To T. H. Huxley   2 September [1854]

Down Farnborough Kent

Sept. 2d.

My dear Sir

My second volume on the everlasting Barnacles is at last published, & I will do myself the pleasure of sending you a copy to Jermyn St1 next Thursday, as I have to send another book there to Mr. Baily.—2

And now I want to ask you a favour namely to answer me two questions. As you are so perfectly familiar with the doings &c of all continental naturalists, I want you to tell me a few names of those whom you think wd. care for my volume. I do not mean in the light of puffing my book, but I want not to send copies to those who from other studies, age &c &c wd view it as waste paper.— From assistance rendered me, I consider myself bound to send copies to

  • 1. Bosquet of Maestricht
  • 2. Milne Edwards
  • 3 Dana.
  • 4 Agassiz
  • 5 Muller
  • 6. W. Dunker of Hesse Cassel (?)3

Now I have 5 or 6 other copies to distribute & will you be so very kind as to help me?
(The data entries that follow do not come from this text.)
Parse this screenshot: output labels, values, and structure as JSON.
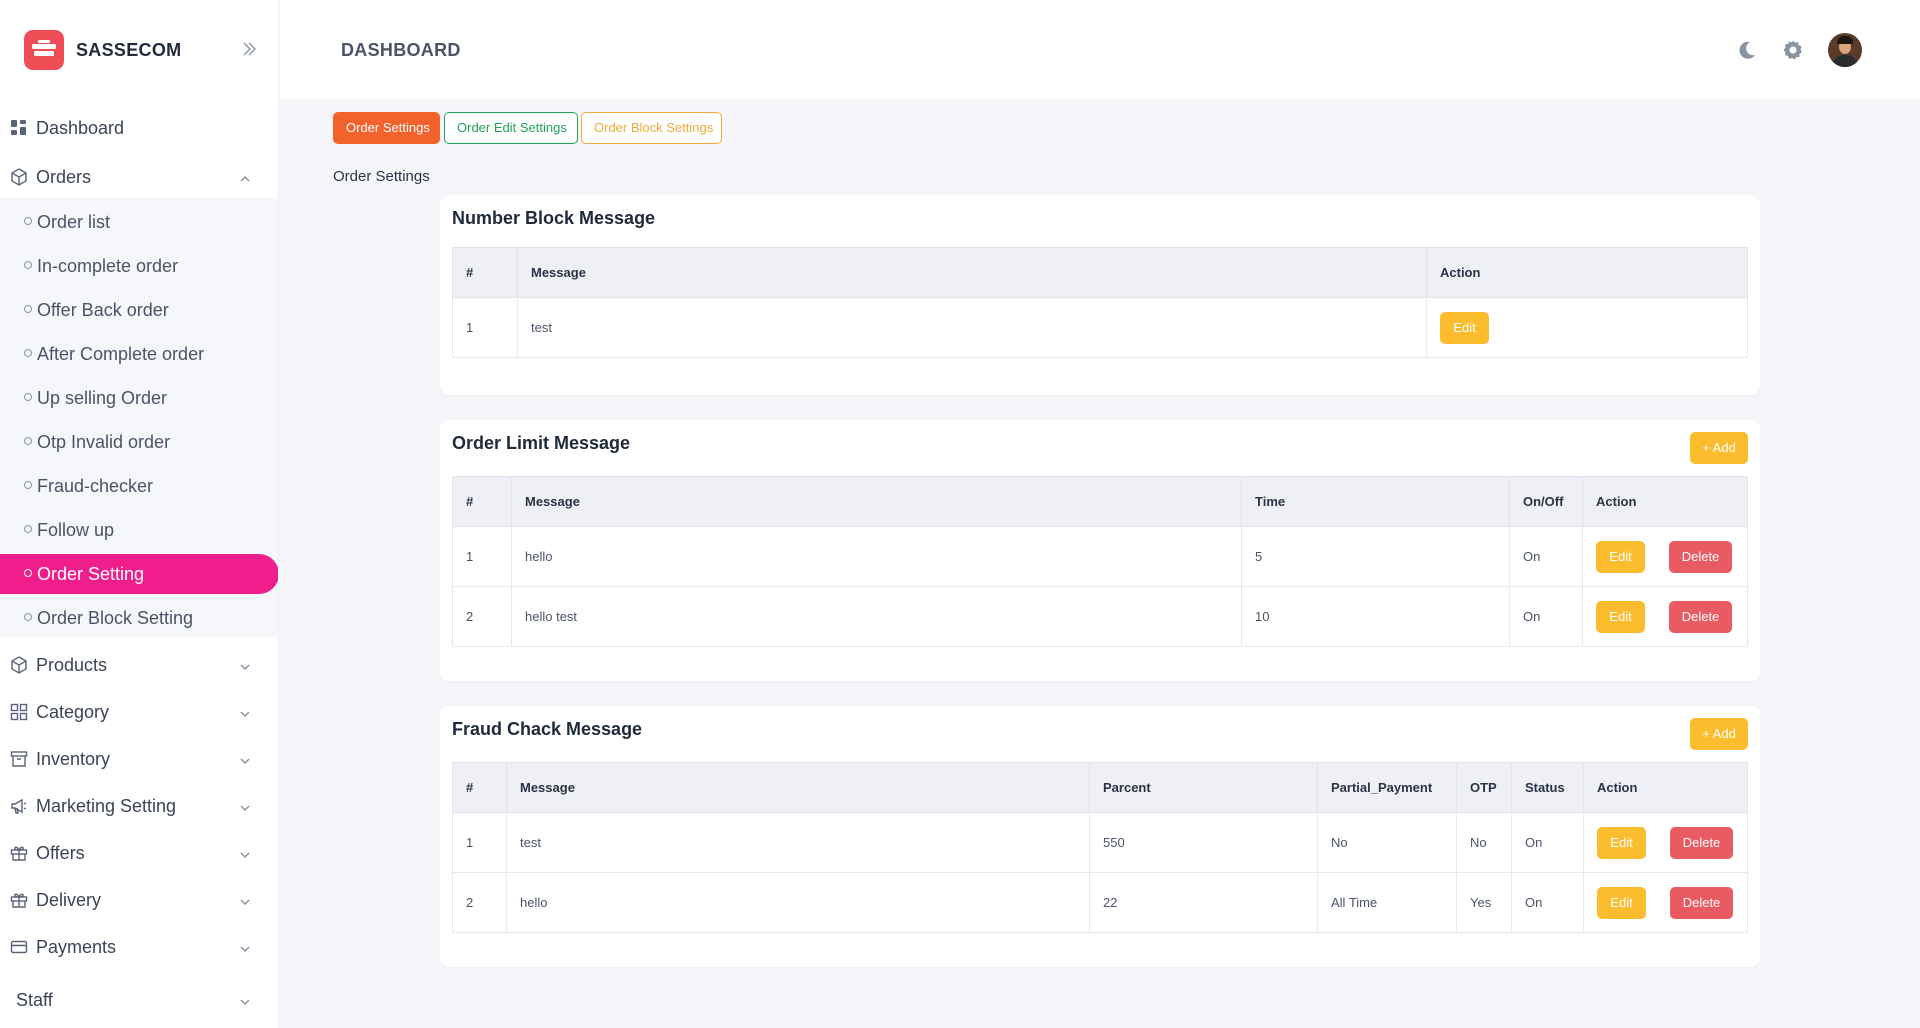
{
  "brand": {
    "name": "SASSECOM"
  },
  "header": {
    "title": "DASHBOARD"
  },
  "sidebar": {
    "dashboard": "Dashboard",
    "orders": "Orders",
    "order_sub": [
      "Order list",
      "In-complete order",
      "Offer Back order",
      "After Complete order",
      "Up selling Order",
      "Otp Invalid order",
      "Fraud-checker",
      "Follow up",
      "Order Setting",
      "Order Block Setting"
    ],
    "products": "Products",
    "category": "Category",
    "inventory": "Inventory",
    "marketing": "Marketing Setting",
    "offers": "Offers",
    "delivery": "Delivery",
    "payments": "Payments",
    "staff": "Staff"
  },
  "tabs": [
    "Order Settings",
    "Order Edit Settings",
    "Order Block Settings"
  ],
  "section_label": "Order Settings",
  "number_block": {
    "title": "Number Block Message",
    "headers": [
      "#",
      "Message",
      "Action"
    ],
    "rows": [
      {
        "no": "1",
        "message": "test"
      }
    ]
  },
  "order_limit": {
    "title": "Order Limit Message",
    "add_label": "+ Add",
    "headers": [
      "#",
      "Message",
      "Time",
      "On/Off",
      "Action"
    ],
    "rows": [
      {
        "no": "1",
        "message": "hello",
        "time": "5",
        "onoff": "On"
      },
      {
        "no": "2",
        "message": "hello test",
        "time": "10",
        "onoff": "On"
      }
    ]
  },
  "fraud_check": {
    "title": "Fraud Chack Message",
    "add_label": "+ Add",
    "headers": [
      "#",
      "Message",
      "Parcent",
      "Partial_Payment",
      "OTP",
      "Status",
      "Action"
    ],
    "rows": [
      {
        "no": "1",
        "message": "test",
        "parcent": "550",
        "partial": "No",
        "otp": "No",
        "status": "On"
      },
      {
        "no": "2",
        "message": "hello",
        "parcent": "22",
        "partial": "All Time",
        "otp": "Yes",
        "status": "On"
      }
    ]
  },
  "actions": {
    "edit": "Edit",
    "delete": "Delete"
  },
  "colors": {
    "accent_pink": "#f01e8c",
    "orange": "#f4622b",
    "green": "#22a35a",
    "yellow": "#fbbd2e",
    "red": "#ea5a63"
  }
}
I had thought of Von Siebold, Loven, d’Orbigny, Kolliker, Sars, Kroyer, &c.4 but I know hardly anything about any of them.—

My second question, it is merely a chance whether you can answer, it is whether I can send these Books or any of them (in some cases accompanied by specimens) through the Royal Society: I have some vague idea of having heard that the Royal Soc. did sometimes thus assist members.—

I have just been reading your Review of the Vestiges,5 & the way you handle a great Professor is really exquisite & inimitable.6 I have been extremely interested on other parts & to my mind it is incomparably the best review I have read on the Vestiges; but I cannot think but that you are rather hard on the poor author. I must think that such a book, if it does no other good, spreads the taste for natural science.—

But I am perhaps no fair judge for I am almost as unorthodox about species as the Vestiges itself, though I hope not quite so unphilosophical. How capitally you analyse his notion about law. I do not know when I have read a review which interested me so much. By Heavens how the blood must have gushed into the capillaries when a certain great man (whom with all his faults I cannot help liking) read it.—7

I am rather sorry you do not think more of Agassizs embryological stages,8 for though I saw how excessively weak the evidence was, I was led to hope in its truth. I had no intention of prosing in this manner when I begun.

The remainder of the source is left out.